Ele abriu cadeados, acendeu luzes e, finalmente, nos encontramos numa área alta do templo, em salas fechadas, repletas de desenhos incrivelmente bem conservados, explodindo em laranjas, vermelhos, marrons, dourados! Imagino que, como esses desenhos e hieróglifos ainda mantêm as cores originais e não estão apagados como no resto do complexo, no qual conseguimos ver somente os relevos, eles não estão abertos ao toque do público que, muito provavelmente, destruiria as cores. Como disse, no resto do templo, somente partes do teto ainda exibem cores. Não tocamos em nada, só olhamos, embasbacados e ouvimos algumas curiosidades, até sobre maquiagem, do nosso guia proibido. Obviamente, demos uma substanciosa gorjeta a ele, pelo passeio fora da lei e seguimos nosso caminho, nos deleitando com a sorte.

detalhes nas paredes

detalhes nas paredes

cores vivas!

cores vivas!

No Templo de Karnac, também podemos observar o maior obelisco do Egito, erigido em mármore rosa. Ele tem 27 metros de altura e pesa mais de 300 toneladas; suas inscrições são alusivas à rainha Hatshepsut, uma das maiores governantes do Egito Antigo.

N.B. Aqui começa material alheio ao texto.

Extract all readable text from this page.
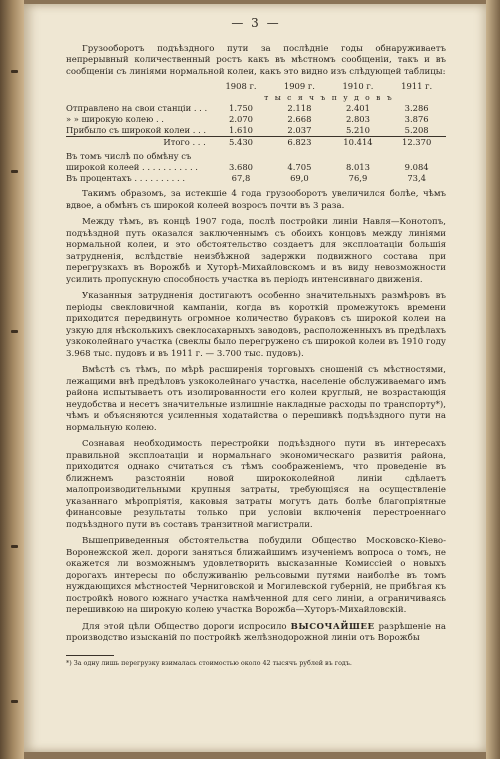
— 3 —

Грузооборотъ подъѣздного пути за послѣдніе годы обнаруживаетъ непрерывный количественный ростъ какъ въ мѣстномъ сообщеніи, такъ и въ сообщеніи съ линіями нормальной колеи, какъ это видно изъ слѣдующей таблицы:

	1908 г.	1909 г.	1910 г.	1911 г.
	т ы с я ч ъ п у д о в ъ			
Отправлено на свои станціи . . .	1.750	2.118	2.401	3.286
» » широкую колею . .	2.070	2.668	2.803	3.876
Прибыло съ широкой колеи . . .	1.610	2.037	5.210	5.208
Итого . . .	5.430	6.823	10.414	12.370
Въ томъ числѣ по обмѣну съ				
широкой колеей . . . . . . . . . . .	3.680	4.705	8.013	9.084
Въ процентахъ . . . . . . . . . .	67,8	69,0	76,9	73,4

Такимъ образомъ, за истекшіе 4 года грузооборотъ увеличился болѣе, чѣмъ вдвое, а обмѣнъ съ широкой колеей возросъ почти въ 3 раза.

Между тѣмъ, въ концѣ 1907 года, послѣ постройки линіи Навля—Конотопъ, подъѣздной путь оказался заключеннымъ съ обоихъ концовъ между линіями нормальной колеи, и это обстоятельство создаетъ для эксплоатаціи большія затрудненія, вслѣдствіе неизбѣжной задержки подвижного состава при перегрузкахъ въ Ворожбѣ и Хуторѣ-Михайловскомъ и въ виду невозможности усилить пропускную способность участка въ періодъ интенсивнаго движенія.

Указанныя затрудненія достигаютъ особенно значительныхъ размѣровъ въ періоды свекловичной кампаніи, когда въ короткій промежутокъ времени приходится передвинуть огромное количество бураковъ съ широкой колеи на узкую для нѣсколькихъ свеклосахарныхъ заводовъ, расположенныхъ въ предѣлахъ узкоколейнаго участка (свеклы было перегружено съ широкой колеи въ 1910 году 3.968 тыс. пудовъ и въ 1911 г. — 3.700 тыс. пудовъ).

Вмѣстѣ съ тѣмъ, по мѣрѣ расширенія торговыхъ сношеній съ мѣстностями, лежащими внѣ предѣловъ узкоколейнаго участка, населеніе обслуживаемаго имъ района испытываетъ отъ изолированности его колеи круглый, не возрастающія неудобства и несетъ значительные излишніе накладные расходы по транспорту*), чѣмъ и объясняются усиленныя ходатайства о перешивкѣ подъѣздного пути на нормальную колею.

Сознавая необходимость перестройки подъѣздного пути въ интересахъ правильной эксплоатаціи и нормальнаго экономическаго развитія района, приходится однако считаться съ тѣмъ соображеніемъ, что проведеніе въ ближнемъ разстояніи новой ширококолейной линіи сдѣлаетъ малопроизводительными крупныя затраты, требующіяся на осуществленіе указаннаго мѣропріятія, каковыя затраты могутъ дать болѣе благопріятные финансовые результаты только при условіи включенія перестроеннаго подъѣздного пути въ составъ транзитной магистрали.

Вышеприведенныя обстоятельства побудили Общество Московско-Кіево-Воронежской жел. дороги заняться ближайшимъ изученіемъ вопроса о томъ, не окажется ли возможнымъ удовлетворить высказанные Комиссіей о новыхъ дорогахъ интересы по обслуживанію рельсовыми путями наиболѣе въ томъ нуждающихся мѣстностей Черниговской и Могилевской губерній, не прибѣгая къ постройкѣ нового южнаго участка намѣченной для сего линіи, а ограничиваясь перешивкою на широкую колею участка Ворожба—Хуторъ-Михайловскій.

Для этой цѣли Общество дороги испросило ВЫСОЧАЙШЕЕ разрѣшеніе на производство изысканій по постройкѣ желѣзнодорожной линіи отъ Ворожбы

*) За одну лишь перегрузку взималась стоимостью около 42 тысячъ рублей въ годъ.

Por fim, andamos mais um pouco em Karnac e nos dirigimos ao carro que nos esperava na saída, rumo ao próximo destino, o Templo de Luxor. Na antiguidade, os templos de Karnac e Luxor eram conectados, por uma avenida de cerca de 3 km, 2700 metros, mais precisamente. Essa avenida, que servia ao rei durante procissões religiosas, era ladeada por esfinges com cabeça de carneiro, perfeitamente alinhadas, que hoje se encontram tanto na entrada do Templo de Karnac, quanto nas portas do Templo de Luxor. As pequenas esfinges tinham corpo de leão e cabeça de carneiro ou cabeça humana e representavam o deus Amon. O templo de Karnac ficou, por séculos, soterrado nas areias do deserto quando, somente no século XVIII, foi finalmente redescoberto por arqueólogos e egiptólogos. Depois disso, a área foi vítima de muito vandalismo e pilhagem. Hoje, por exemplo, as pequenas estátuas de esfinges, que também representam a fertilidade, não ligam mais os dois templos e só existem nos trechos imediatamente em frente a cada um deles. Apesar de todo o roubo e venda dos adornos no mercado negro, recentemente, no final de 2010, arqueólogos descobriram doze novas esfinges na antiga “avenida” entre os templos de Karnac e Luxor. O caminho, inicialmente construído pelo faraó Amenhotep III (1391 a.C. – 1353 a.C.), foi posteriormente restaurado por Nectanebo I (380 a.C. – 362 a.C.) e as estátuas encontradas esse ano, segundo os egiptólogos, datam do período da primeira restauração. Além do festejado acréscimo das 12 esfinges recém-descobertas ao antigo caminho de união entre os dois templos, arqueólogos também encontraram um novo percurso que liga a “avenida” ao rio Nilo. Até agora, o estágio inicial das escavações só revelou 20 dos 600 metros do trajeto. Estima-se que o caminho original contivesse 1300 esfinges lado a lado. Enfim, nos dirigimos ao templo de Luxor.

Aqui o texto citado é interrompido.